All business-critical workloads at LTTS are currently functioning on AWS. Key among them include ERP, Project & Quality Management platform, Data Lake and analytics platform. We also have some of our customer projects running on AWS. Additionally, proof of concepts using GovCloud for specific projects are in the pipeline and will be unveiled soon.
Our entire procurement cycle and wait lead time for arrival of hardware was eliminated, thus reducing our ‘time to deploy’.
Lastly, instead of blocking capital expenses we were able to leverage the Pay as you go Model and remained agile to the business needs leveraging cloud.
Q: How did cloud help you in terms of risk and compliance?
Risks can be related to availability of workloads and can effectively be managed by placing workloads in two different availability zones. Similarly, compliance needs related to data privacy like restriction of data movements, can be planned and adopted better.
On cyber security, AWS provided the Trust Advisor report which helped in managing all security aspects.
Q: How is technology enabling your business to drive societal impact?
LTTS has a vision to help build a more sustainable world. We leverage our deep engineering DNA and innovation-mindset and support customers to expand the use of renewable energy, drive water conservation measures, reduce carbon emissions, and develop Net Zero products.

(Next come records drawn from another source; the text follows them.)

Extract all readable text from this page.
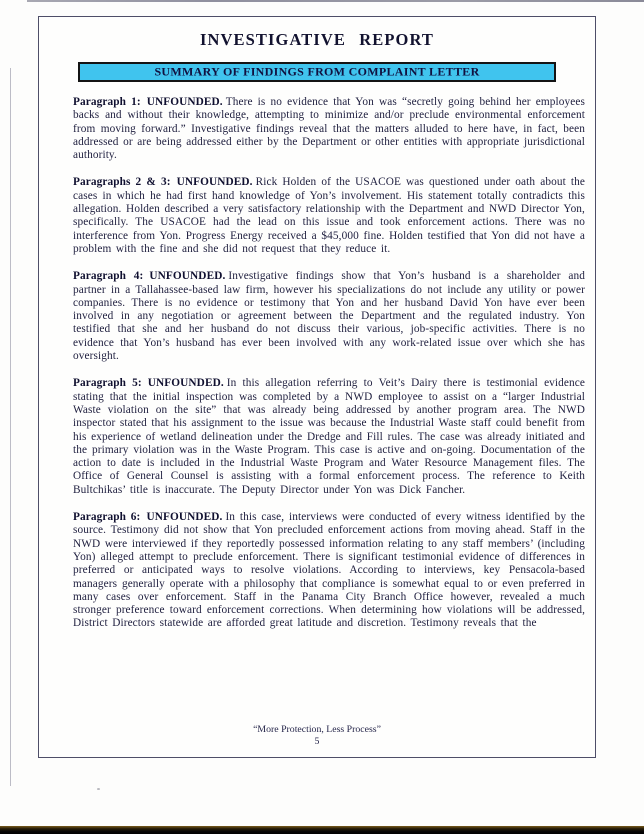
INVESTIGATIVE REPORT
SUMMARY OF FINDINGS FROM COMPLAINT LETTER

Paragraph 1: UNFOUNDED. There is no evidence that Yon was “secretly going behind her employees backs and without their knowledge, attempting to minimize and/or preclude environmental enforcement from moving forward.” Investigative findings reveal that the matters alluded to here have, in fact, been addressed or are being addressed either by the Department or other entities with appropriate jurisdictional authority.

Paragraphs 2 & 3: UNFOUNDED. Rick Holden of the USACOE was questioned under oath about the cases in which he had first hand knowledge of Yon’s involvement. His statement totally contradicts this allegation. Holden described a very satisfactory relationship with the Department and NWD Director Yon, specifically. The USACOE had the lead on this issue and took enforcement actions. There was no interference from Yon. Progress Energy received a $45,000 fine. Holden testified that Yon did not have a problem with the fine and she did not request that they reduce it.

Paragraph 4: UNFOUNDED. Investigative findings show that Yon’s husband is a shareholder and partner in a Tallahassee-based law firm, however his specializations do not include any utility or power companies. There is no evidence or testimony that Yon and her husband David Yon have ever been involved in any negotiation or agreement between the Department and the regulated industry. Yon testified that she and her husband do not discuss their various, job-specific activities. There is no evidence that Yon’s husband has ever been involved with any work-related issue over which she has oversight.

Paragraph 5: UNFOUNDED. In this allegation referring to Veit’s Dairy there is testimonial evidence stating that the initial inspection was completed by a NWD employee to assist on a “larger Industrial Waste violation on the site” that was already being addressed by another program area. The NWD inspector stated that his assignment to the issue was because the Industrial Waste staff could benefit from his experience of wetland delineation under the Dredge and Fill rules. The case was already initiated and the primary violation was in the Waste Program. This case is active and on-going. Documentation of the action to date is included in the Industrial Waste Program and Water Resource Management files. The Office of General Counsel is assisting with a formal enforcement process. The reference to Keith Bultchikas’ title is inaccurate. The Deputy Director under Yon was Dick Fancher.

Paragraph 6: UNFOUNDED. In this case, interviews were conducted of every witness identified by the source. Testimony did not show that Yon precluded enforcement actions from moving ahead. Staff in the NWD were interviewed if they reportedly possessed information relating to any staff members’ (including Yon) alleged attempt to preclude enforcement. There is significant testimonial evidence of differences in preferred or anticipated ways to resolve violations. According to interviews, key Pensacola-based managers generally operate with a philosophy that compliance is somewhat equal to or even preferred in many cases over enforcement. Staff in the Panama City Branch Office however, revealed a much stronger preference toward enforcement corrections. When determining how violations will be addressed, District Directors statewide are afforded great latitude and discretion. Testimony reveals that the

“More Protection, Less Process”
5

To that effect, we are also using cloud services, with multi-cloud and hybrid cloud environments as part of our ongoing digital transformations. Cloud-based data management helps support ESG programmes by automating processes and standardising data — which in turn improves transparency within the organisation as leaders try to understand the diverse social and environmental risks.
The ESG data not only helps to know about greenhouse gas emissions and waste management but also manage resources, identify potential risks and maintain compliance.